From Skill Text to Skill Structure: The Scheduling-Structural-Logical Representation for Agent Skills
In recent years, the rise of Large Language Model (LLM) agents has highlighted the importance of reusable skills, which are essentially capability packages combining various elements such as instructions, control flow, constraints, and tool calls. However, many current agent systems predominantly represent these skills through text-heavy artifacts. This includes SKILL{.}md-style documents and structured records that primarily embed machine-usable evidence within natural-language descriptions.
This reliance on natural language presents significant challenges for skill-centered agent systems. Managing collections of skills and effectively utilizing them requires a nuanced understanding of invocation interfaces, execution structures, and the concrete side effects of actions. These components are often convoluted within a single textual representation, complicating the ability of systems to reason about skills effectively.
The Need for Explicit Skill Representation
To address these challenges, an explicit representation of skill knowledge can facilitate easier acquisition and utilization of skill artifacts by machines. Inspired by classical linguistic knowledge representation theories, such as Memory Organization Packets, Script Theory, and Conceptual Dependency from Schank and Abelson, researchers have introduced a novel structured representation for agent skill artifacts. This representation is known as the Scheduling-Structural-Logical (SSL) representation.

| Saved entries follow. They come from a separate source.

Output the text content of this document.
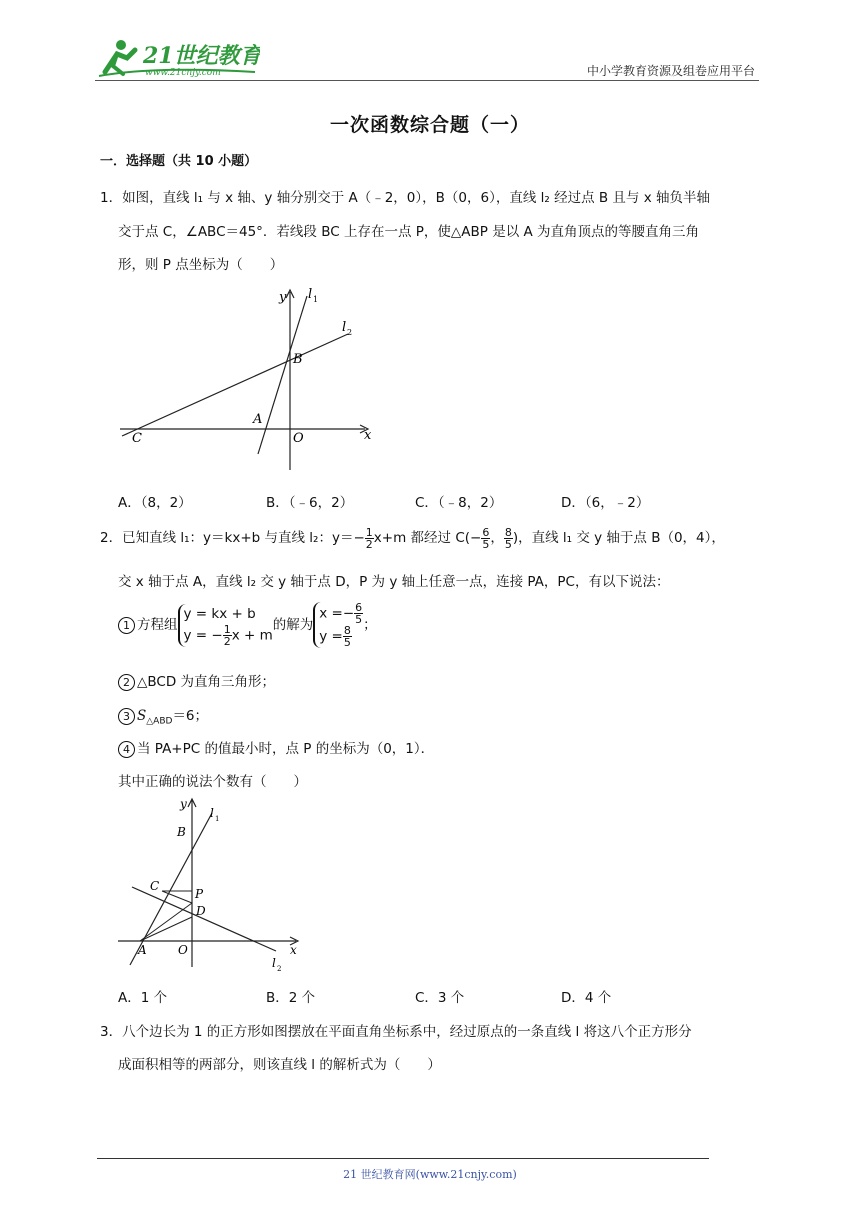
21世纪教育
www.21cnjy.com	中小学教育资源及组卷应用平台
一次函数综合题（一）
一．选择题（共 10 小题）
1．如图，直线 l₁ 与 x 轴、y 轴分别交于 A（﹣2，0），B（0，6），直线 l₂ 经过点 B 且与 x 轴负半轴
交于点 C，∠ABC＝45°．若线段 BC 上存在一点 P，使△ABP 是以 A 为直角顶点的等腰直角三角
形，则 P 点坐标为（　　）
y l 1
l 2
B
A
C	O	x
A．（8，2）	B．（﹣6，2）	C．（﹣8，2）	D．（6，﹣2）
2．已知直线 l₁：y＝kx+b 与直线 l₂：$y=- \frac{1}{2} x+m$ 都经过 $C(- \frac{6}{5}$ ， $\frac{8}{5}$ )，直线 l₁ 交 y 轴于点 B（0，4），
交 x 轴于点 A，直线 l₂ 交 y 轴于点 D，P 为 y 轴上任意一点，连接 PA，PC，有以下说法：
1 方程组
y = kx + b
y = − $\frac{1}{2}$ x + m
的解为
$x =- \frac{6}{5}$
$y = \frac{8}{5}$ ；
2 △BCD 为直角三角形；
3 $S_{\triangle ABD}=6$；
4 当 PA+PC 的值最小时，点 P 的坐标为（0，1）．
其中正确的说法个数有（　　）
y
l 1
B
C
P
D
A	O	x
l 2
A．1 个	B．2 个	C．3 个	D．4 个
3．八个边长为 1 的正方形如图摆放在平面直角坐标系中，经过原点的一条直线 l 将这八个正方形分
成面积相等的两部分，则该直线 l 的解析式为（　　）
21 世纪教育网(www.21cnjy.com)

Introducing the Scheduling-Structural-Logical Representation
The SSL representation effectively disentangles three critical components:
- Scheduling Signals: These indicate how and when a skill should be invoked.
- Execution Structure: This outlines the scene-level structure of how actions within a skill are executed.

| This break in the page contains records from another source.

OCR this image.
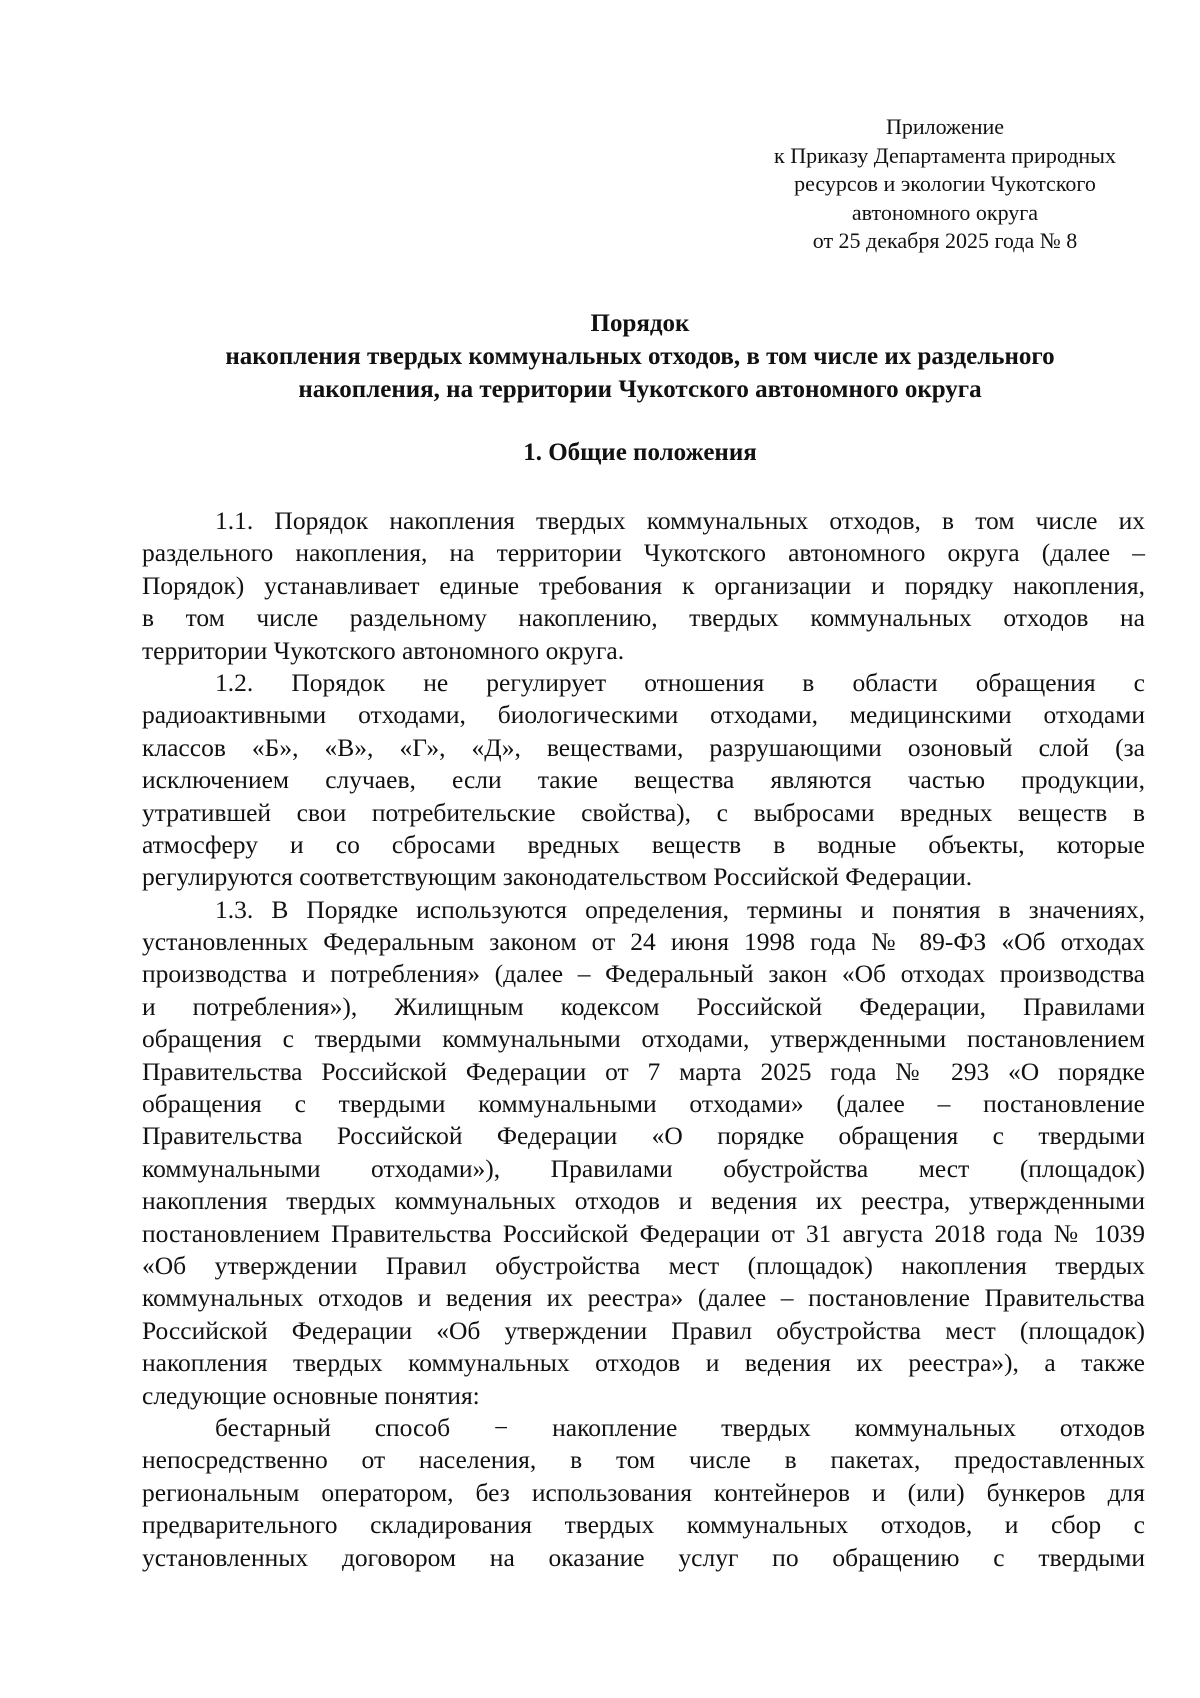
Приложение
к Приказу Департамента природных
ресурсов и экологии Чукотского
автономного округа
от 25 декабря 2025 года № 8
Порядок
накопления твердых коммунальных отходов, в том числе их раздельного
накопления, на территории Чукотского автономного округа
1. Общие положения
1.1. Порядок накопления твердых коммунальных отходов, в том числе их
раздельного накопления, на территории Чукотского автономного округа (далее –
Порядок) устанавливает единые требования к организации и порядку накопления,
в том числе раздельному накоплению, твердых коммунальных отходов на
территории Чукотского автономного округа.
1.2. Порядок не регулирует отношения в области обращения с
радиоактивными отходами, биологическими отходами, медицинскими отходами
классов «Б», «В», «Г», «Д», веществами, разрушающими озоновый слой (за
исключением случаев, если такие вещества являются частью продукции,
утратившей свои потребительские свойства), с выбросами вредных веществ в
атмосферу и со сбросами вредных веществ в водные объекты, которые
регулируются соответствующим законодательством Российской Федерации.
1.3. В Порядке используются определения, термины и понятия в значениях,
установленных Федеральным законом от 24 июня 1998 года № 89-ФЗ «Об отходах
производства и потребления» (далее – Федеральный закон «Об отходах производства
и потребления»), Жилищным кодексом Российской Федерации, Правилами
обращения с твердыми коммунальными отходами, утвержденными постановлением
Правительства Российской Федерации от 7 марта 2025 года № 293 «О порядке
обращения с твердыми коммунальными отходами» (далее – постановление
Правительства Российской Федерации «О порядке обращения с твердыми
коммунальными отходами»), Правилами обустройства мест (площадок)
накопления твердых коммунальных отходов и ведения их реестра, утвержденными
постановлением Правительства Российской Федерации от 31 августа 2018 года № 1039
«Об утверждении Правил обустройства мест (площадок) накопления твердых
коммунальных отходов и ведения их реестра» (далее – постановление Правительства
Российской Федерации «Об утверждении Правил обустройства мест (площадок)
накопления твердых коммунальных отходов и ведения их реестра»), а также
следующие основные понятия:
бестарный способ − накопление твердых коммунальных отходов
непосредственно от населения, в том числе в пакетах, предоставленных
региональным оператором, без использования контейнеров и (или) бункеров для
предварительного складирования твердых коммунальных отходов, и сбор с
установленных договором на оказание услуг по обращению с твердыми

- Logic-Level Evidence: This encompasses the action and resource-use evidence that supports the skill’s execution.
By structuring skill artifacts in this manner, SSL provides a clearer framework for understanding and utilizing agent skills.
Evaluation and Results
The SSL representation was instantiated through an LLM-based normalizer and subsequently evaluated on a diverse corpus of skills across two distinct tasks: Skill Discovery and Risk Assessment. The results were promising, demonstrating significant improvements over traditional text-only baselines:
- In the Skill Discovery task, the Mean Reciprocal Rank (MRR) improved from 0.573 to 0.707.
- In the Risk Assessment task, the macro F1 score increased from 0.744 to 0.787.
These findings underscore the advantages of having an explicit, source-grounded structure for agent skills. Not only does SSL enhance the searchability and reviewability of skills, but it also paves the way for more inspectable, reusable, and operationally actionable skill representations within agent systems.
Conclusion
In conclusion, the development of the Scheduling-Structural-Logical representation marks a significant step forward in the evolution of skill-centered agent systems. While it is not a complete standard or an end-to-end solution for managing and using skills, SSL represents a practical advancement towards making agent skills more accessible and effective in various applications.